Be warned, if you want to park in the carpark closest to the start of your desired walk it’s best to get to Cradle Mountain – Lake St Clair National Park as early as possible, as when the shuttle buses are running (8am-6pm in summer, and 8:30am-4:30pm in winter) you’ll have to park at the visitor centre and get the shuttle to and from your start and end points. This information is very useful if you’re planning on doing some of the longer walks, such as climbing the summit of Cradle Mountain, as the length of the walk won’t give you enough time to get the last shuttle back to the carpark unless you get there early. If you don’t mind an extra-long walk then that’s fine, but as we weren’t planning on being out after dark, we elected to skip climbing to the summit.When you arrive at the visitor centre it’s essential to purchase a National Parks Pass from reception. I assume most people visiting the park will have driven there themselves, and are planning to visit more than just the one national park during their time in Tasmania, so it makes economic sense to purchase a 2 month vehicle pass for $60. This allows up to eight people in one vehicle to visit as many Tasmanian national parks as they wish during the time frame. And why would you come to Tasmania if you’re not planning on visiting multiple national parks!?

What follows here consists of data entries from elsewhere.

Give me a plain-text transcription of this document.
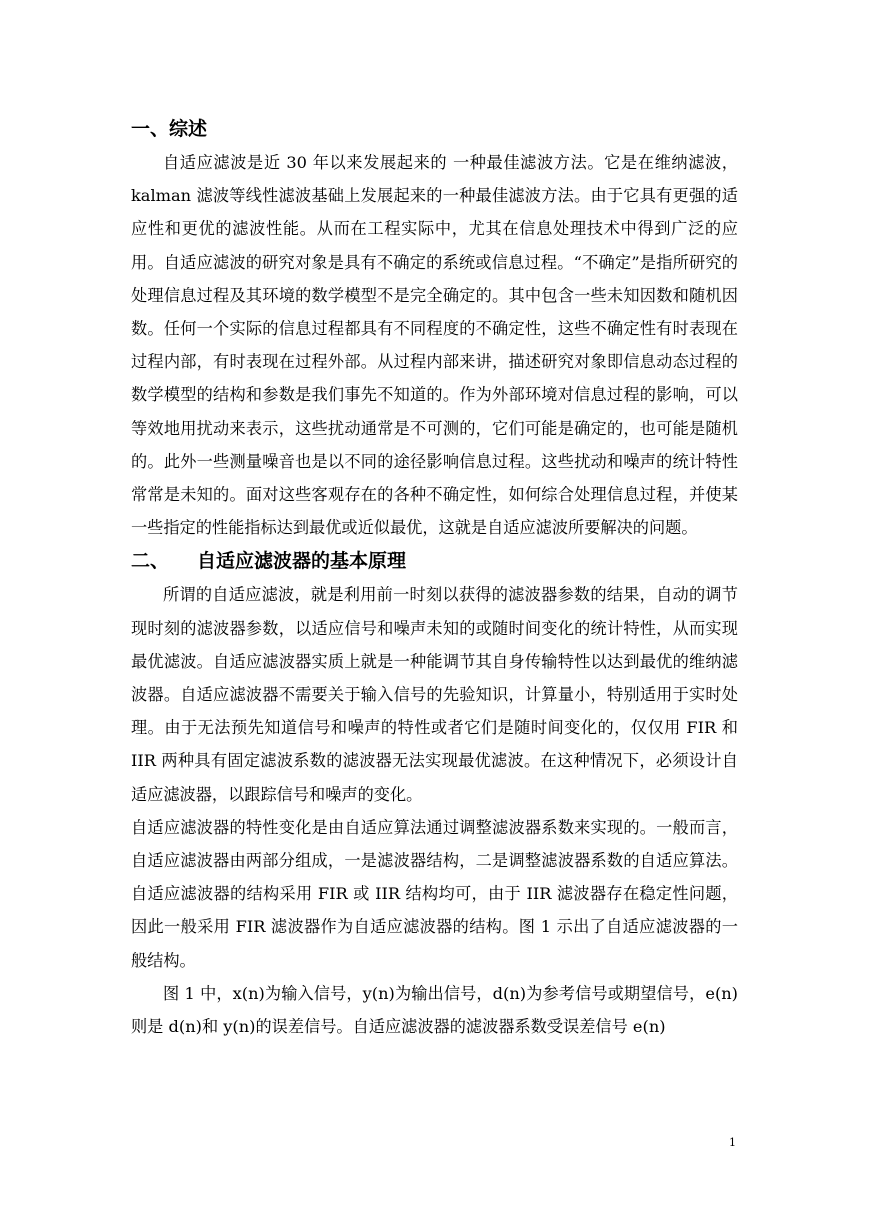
一、综述

自适应滤波是近 30 年以来发展起来的 一种最佳滤波方法。它是在维纳滤波，kalman 滤波等线性滤波基础上发展起来的一种最佳滤波方法。由于它具有更强的适应性和更优的滤波性能。从而在工程实际中，尤其在信息处理技术中得到广泛的应用。自适应滤波的研究对象是具有不确定的系统或信息过程。“不确定”是指所研究的处理信息过程及其环境的数学模型不是完全确定的。其中包含一些未知因数和随机因数。任何一个实际的信息过程都具有不同程度的不确定性，这些不确定性有时表现在过程内部，有时表现在过程外部。从过程内部来讲，描述研究对象即信息动态过程的数学模型的结构和参数是我们事先不知道的。作为外部环境对信息过程的影响，可以等效地用扰动来表示，这些扰动通常是不可测的，它们可能是确定的，也可能是随机的。此外一些测量噪音也是以不同的途径影响信息过程。这些扰动和噪声的统计特性常常是未知的。面对这些客观存在的各种不确定性，如何综合处理信息过程，并使某一些指定的性能指标达到最优或近似最优，这就是自适应滤波所要解决的问题。

二、 自适应滤波器的基本原理

所谓的自适应滤波，就是利用前一时刻以获得的滤波器参数的结果，自动的调节现时刻的滤波器参数，以适应信号和噪声未知的或随时间变化的统计特性，从而实现最优滤波。自适应滤波器实质上就是一种能调节其自身传输特性以达到最优的维纳滤波器。自适应滤波器不需要关于输入信号的先验知识，计算量小，特别适用于实时处理。由于无法预先知道信号和噪声的特性或者它们是随时间变化的，仅仅用 FIR 和 IIR 两种具有固定滤波系数的滤波器无法实现最优滤波。在这种情况下，必须设计自适应滤波器，以跟踪信号和噪声的变化。

自适应滤波器的特性变化是由自适应算法通过调整滤波器系数来实现的。一般而言，自适应滤波器由两部分组成，一是滤波器结构，二是调整滤波器系数的自适应算法。自适应滤波器的结构采用 FIR 或 IIR 结构均可，由于 IIR 滤波器存在稳定性问题，因此一般采用 FIR 滤波器作为自适应滤波器的结构。图 1 示出了自适应滤波器的一般结构。

图 1 中，x(n)为输入信号，y(n)为输出信号，d(n)为参考信号或期望信号，e(n)则是 d(n)和 y(n)的误差信号。自适应滤波器的滤波器系数受误差信号 e(n)

1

After purchasing our pass, we got on to a lovely new hybrid shuttle bus which dropped us off at our starting point at Ronny Creek carpark. We were the only two people to get off at that stop, with the majority of people heading straight to Dove Lake to walk the Dove Lake Circuit, or head up to Marions Lookout from there. At Ronny Creek we registered our walk, and then set out to follow the Overland Track towards Crater Lake, approaching Marions Lookout from that direction. From the get-go the scenery is stunning, even though you can’t yet see the mountain, and it was clearly abundant in wildlife, as evidenced by the vast carpet of wombat dung. In fact, the Tasmanian Wilderness area is so stunning that it actually meets seven of the ten cultural and natural criteria for UNESCO world heritage status, making it one of the highest scoring sites on the planet. But enough about statistics, hopefully some of the pictures I took will help convince you to visit.
The footpaths consist of gravel paths, rocky stairs with handrails, and wooden boardwalks, and like all Australian national parks are well marked out and maintained. Our walk took in Marions Point via Crater Lake, and then Kitchen Hut at the base of the summit before winding down steeply to Dove lake and following the gentle track to the Dove lake carpark. If my memory serves me correctly it took us around five hours to complete and took us through a range of habitats including moorland, rainforest and mountain peaks. There was plenty of wildlife to see including endemic green rosellas with their red and blue facial markings and black currawongs (picture something like a crow with a singing voice), also only found in Tassie.
The weather can be unpredictable at such altitudes so make sure you pack for different weather conditions. We visited in glorious sunshine, which was very lucky as it had rained on 285 days of the past 365! It was so hot that I even managed to burn the backs of my calves (wear sun cream kids!). But although we had great weather, people we later met who visited only a few days after us were walking around Dove Lake in a blizzard!
Overall, Cradle Mountain was a fantastic day out where we managed burn off a lot of calories, encounter amazing wildlife, and observe stunning scenery. If you head to Tasmania and don’t at least visit this national park, people will think you’re mad, and I’d tend to agree. You might even see a wombat or two.